The role of the learning mentor in the socialisation of the child

Farmery, Christine January 2008 (has links)
The introduction of learning mentors into the secondary schools in 1999, as part of the Excellence in Cities initiative, was viewed within two years as a successful strategy for aiding pupils in inner city schools to develop positive attitudes towards school. As a result, the provision of learning mentors was extended to the primary sector. Although guidance on this new workforce was provided to schools it was expected that schools develop learning mentorship responsive to their own needs. This thesis begins with an overview of the introduction of learning mentors into the primary school and leads onto a consideration of one school’s interpretation of the role in practice. An evaluation of this interpretation led to a case study, carried out over one academic year, into the evolution of the role, leading to improved practice in the primary school at the heart of the research. The case study explored how the school’s provision of learning mentorship evolved over one academic year, from the introduction of a team approach based on the ideals of a nurture group, through an interim review and onto a final evaluation of practice and effectiveness. The case study was carried out with respect to the feminist approach to research, resulting in the collection and consideration of a wide range of data, including contextual data, to tell the story of the setting; indeed this notion of telling the story led to the research being reported as a narrative. Due regard was given to the researcher also being the acting headteacher of the school; the report acknowledges how the potential impact of this familiarity was addressed within the research.
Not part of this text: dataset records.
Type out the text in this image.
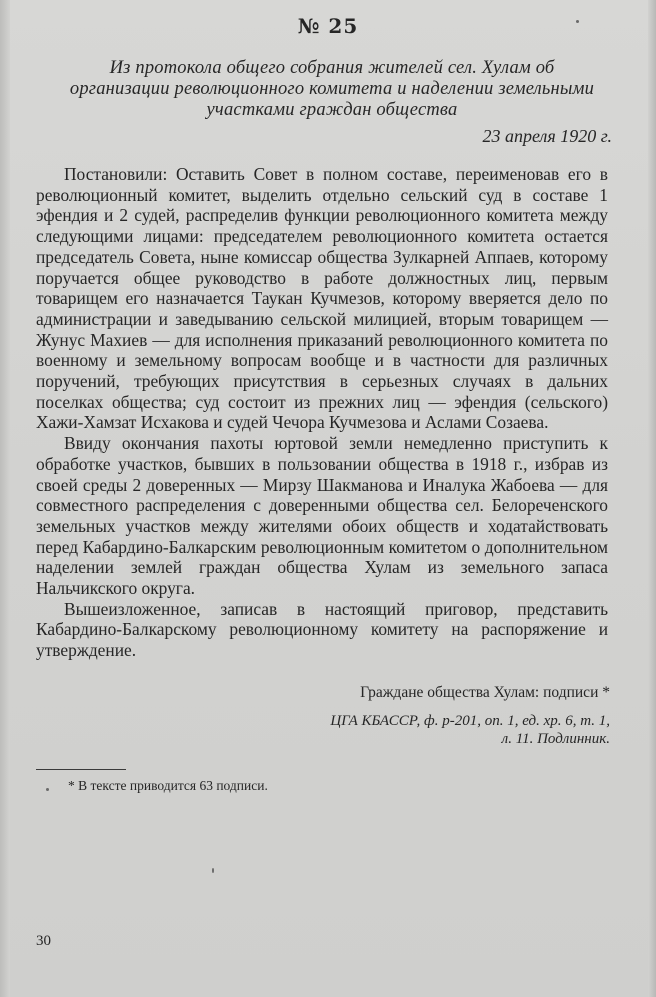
№ 25
Из протокола общего собрания жителей сел. Хулам об организации революционного комитета и наделении земельными участками граждан общества
23 апреля 1920 г.

Постановили: Оставить Совет в полном составе, переименовав его в революционный комитет, выделить отдельно сельский суд в составе 1 эфендия и 2 судей, распределив функции революционного комитета между следующими лицами: председателем революционного комитета остается председатель Совета, ныне комиссар общества Зулкарней Аппаев, которому поручается общее руководство в работе должностных лиц, первым товарищем его назначается Таукан Кучмезов, которому вверяется дело по администрации и заведыванию сельской милицией, вторым товарищем — Жунус Махиев — для исполнения приказаний революционного комитета по военному и земельному вопросам вообще и в частности для различных поручений, требующих присутствия в серьезных случаях в дальних поселках общества; суд состоит из прежних лиц — эфендия (сельского) Хажи-Хамзат Исхакова и судей Чечора Кучмезова и Аслами Созаева.

Ввиду окончания пахоты юртовой земли немедленно приступить к обработке участков, бывших в пользовании общества в 1918 г., избрав из своей среды 2 доверенных — Мирзу Шакманова и Иналука Жабоева — для совместного распределения с доверенными общества сел. Белореченского земельных участков между жителями обоих обществ и ходатайствовать перед Кабардино-Балкарским революционным комитетом о дополнительном наделении землей граждан общества Хулам из земельного запаса Нальчикского округа.

Вышеизложенное, записав в настоящий приговор, представить Кабардино-Балкарскому революционному комитету на распоряжение и утверждение.

Граждане общества Хулам: подписи *
ЦГА КБАССР, ф. р-201, оп. 1, ед. хр. 6, т. 1,
л. 11. Подлинник.
* В тексте приводится 63 подписи.
30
Due to the changing nature of the school as a society, the socialisation of children became the focus for the development of effective learning mentorship. Through this, conclusions were drawn that considered how staff, particularly senior iii staff, influenced the school society and how children may need the specialist support of trained learning mentors to adapt to the new society. The delivery of this specialist support was then outlined, with suggestions made for how the results of this case study could be used within other primary schools. A final consideration was given to the timing of learning mentorship for the individual child and the process needed to withdraw this specialist support from the child.